Beantwoording van de vraag of ingevolge artikel 7, tweede lid, van de Instellingswet 2015 ook de leden van de RSJ, overeenkomstig hoofdstuk 6A van de Wrra (artikel 46h, derde lid), met ingang van de eerste dag van de maand volgend op die waarin de rechterlijk ambtenaar de leeftijd van zeventig jaren heeft bereikt, bij koninklijk besluit worden ontslagen, kan daarom in dit geval buiten beschouwing blijven.
Het geschil betreft de vraag of verweerder eiser kon herbenoemen voor een kortere periode dan de door de RSJ verzochte vier jaar, namelijk voor één jaar.
Uit de bewoordingen van artikel 5, derde lid, van de Instellingswet 2015 (‘
kanherbenoeming tweemaal en telkens voor
ten hoogstevier jaar plaatsvinden’) volgt dat verweerder beleidsruimte heeft ten aanzien van zowel de herbenoeming op zich, als ten aanzien van de periode waarvoor herbenoeming plaatsvindt, zolang deze de termijn van vier jaar niet overschrijdt.

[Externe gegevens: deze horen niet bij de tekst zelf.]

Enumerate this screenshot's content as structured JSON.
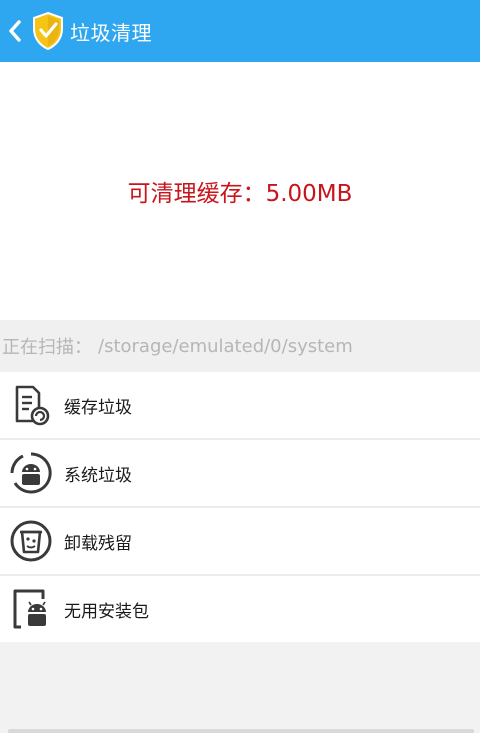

De rechtbank ziet zich in dit oordeel gesteund door hetgeen hierover in de Memorie van Toelichting (TK 2013-2014, 33 970, nr. 3, p. 13) wordt opgemerkt:
Het voorgestelde derde lid regelt de benoemingsperiode en bevat een wijziging ten opzichte van het huidige artikel 4, derde lid, van de Instellingswet. In dat artikel is bepaald dat de leden van de RSJ kunnen worden benoemd voor zes jaar, met een mogelijkheid van herbenoeming voor opnieuw een periode van zes jaar. De RSJ heeft aangegeven het wenselijk te vinden benoeming van leden van de RSJ mogelijk te maken voor een periode van ten hoogste vier jaar, met twee keer een mogelijkheid tot verlenging met vier jaar. De regeling is aldus opgenomen in het voorgestelde artikel 5, derde lid. Door de nieuwe benoemingsregeling is een extra evaluatiemoment ingebouwd. De benoemingsperiode waarborgt verder dat, bijvoorbeeld wanneer dit nodig is in verband met wijzigende opvattingen over de expertise de die RSJ nodig heeft, nieuwe leden kunnen instromen. Omdat tegelijkertijd een zekere mate van continuïteit gewaarborgd moet worden, ook in het licht van het behouden en doorgeven van kwaliteit en ervaring, is er een mogelijkheid tot tweemaal een herbenoeming voor telkens een maximale periode van vier jaar.
Voorts is de rechtbank van oordeel dat verweerder zijn besluit voldoende heeft gemotiveerd. Met verweerder constateert de rechtbank dat eiser ten tijde van de besluitvorming reeds gedurende de maximale benoemingsperiode van twaalf jaar als lid van de RSJ had gefungeerd. De rechtbank ziet geen aanleiding voor het oordeel dat de benoemingsperiodes aansluitend, dan wel zeer kort na elkaar, moeten hebben plaatsgevonden om op te kunnen tellen tot deze twaalf jaar. Voorts begrijpt de rechtbank dat verweerder beoogt – voor zover dit niet reeds uit de wet zou volgen – de maximale leeftijd van de leden van de RSJ aan te laten sluiten bij de leeftijd waarop leden van de rechterlijke macht ingevolge de wet worden ontslagen. De rechtbank ziet geen aanleiding voor het oordeel dat verweerder het feit dat eiser reeds de leeftijd van 70 jaar had gepasseerd, niet bij zijn besluitvorming mocht betrekken.
Gezien vorenstaande overwegingen ziet de rechtbank geen grond voor het oordeel dat verweerder eiser in redelijkheid niet kon herbenoemen voor een periode van één jaar.
4 Het beroep is ongegrond.
5 Voor een proceskostenveroordeling bestaat geen aanleiding.